The condition of the road surprised me. I hadn’t taken much notice when we’d been driving along it in the bus – I’d been too busy looking for grizzly bears. But now, standing on its dusty, pot-holed surface, I discovered it was little more than a logging trail. And a disused logging trail, at that. Apart from the zigzag tread pattern of the bus’s tyres, which veered suddenly and disappeared over the edge, and the huge hoof prints of the moose that had caused the accident, there were no other marks in the dust.
‘No one’s driven along here for ages,’ I said.
‘Except Mr Johnson,’ said Guy.
And look what happened to Mr Johnson, I thought.
We waited for nearly an hour, but both of us knew it was a waste of time. No cars were going to come. It was an unused road.
‘What’ll we do?’ Guy asked finally.
I shrugged. ‘I guess we’d better go back and give Akela and the others the bad news.’

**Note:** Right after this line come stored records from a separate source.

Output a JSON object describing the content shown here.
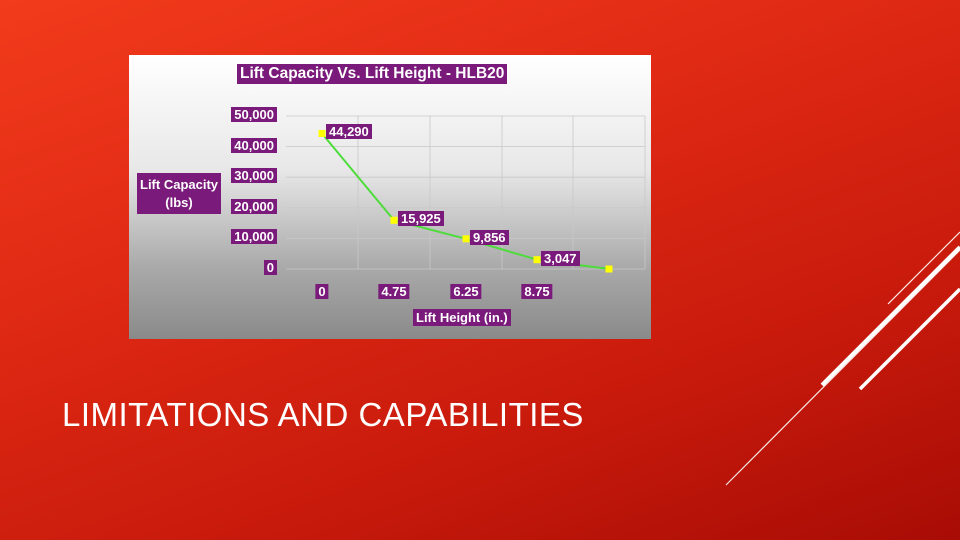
{
  "slide": {
    "title": "LIMITATIONS AND CAPABILITIES"
  },
  "colors": {
    "background": "#e02a14",
    "label_fill": "#7a1a7a",
    "line": "#4ddc3a",
    "marker": "#ffff00"
  },
  "chart_data": {
    "type": "line",
    "title": "Lift Capacity Vs. Lift Height - HLB20",
    "xlabel": "Lift Height (in.)",
    "ylabel": "Lift Capacity (lbs)",
    "ylabel_lines": [
      "Lift Capacity",
      "(lbs)"
    ],
    "x_tick_labels": [
      "0",
      "4.75",
      "6.25",
      "8.75"
    ],
    "y_tick_labels": [
      "50,000",
      "40,000",
      "30,000",
      "20,000",
      "10,000",
      "0"
    ],
    "ylim": [
      0,
      50000
    ],
    "grid": true,
    "series": [
      {
        "points": [
          {
            "x": "0",
            "y": 44290,
            "label": "44,290"
          },
          {
            "x": "4.75",
            "y": 15925,
            "label": "15,925"
          },
          {
            "x": "6.25",
            "y": 9856,
            "label": "9,856"
          },
          {
            "x": "8.75",
            "y": 3047,
            "label": "3,047"
          },
          {
            "x": "",
            "y": 0,
            "label": ""
          }
        ]
      }
    ]
  }
}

At least we wouldn’t have to go back empty-handed. Thirty metres from where we’d been waiting, a slow trickle of water seeped out of a clay embankment and formed a small pool at the road’s edge. The water looked clear. I sniffed it, then tasted it – it seemed okay. Guy found a dusty hub cap that had fallen off the bus when it went over the edge. We gave it a rinse, then filled it with water to take back for the others.
Mum was pleased we’d found water, but disappointed when we told her about the road.
‘My fault,’ said Mr Johnson, taking slow sips from the hub cap as I held it to his lips. ‘I was taking … a short cut. No traffic … comes this way. You’ll have to … walk back … to the main highway.’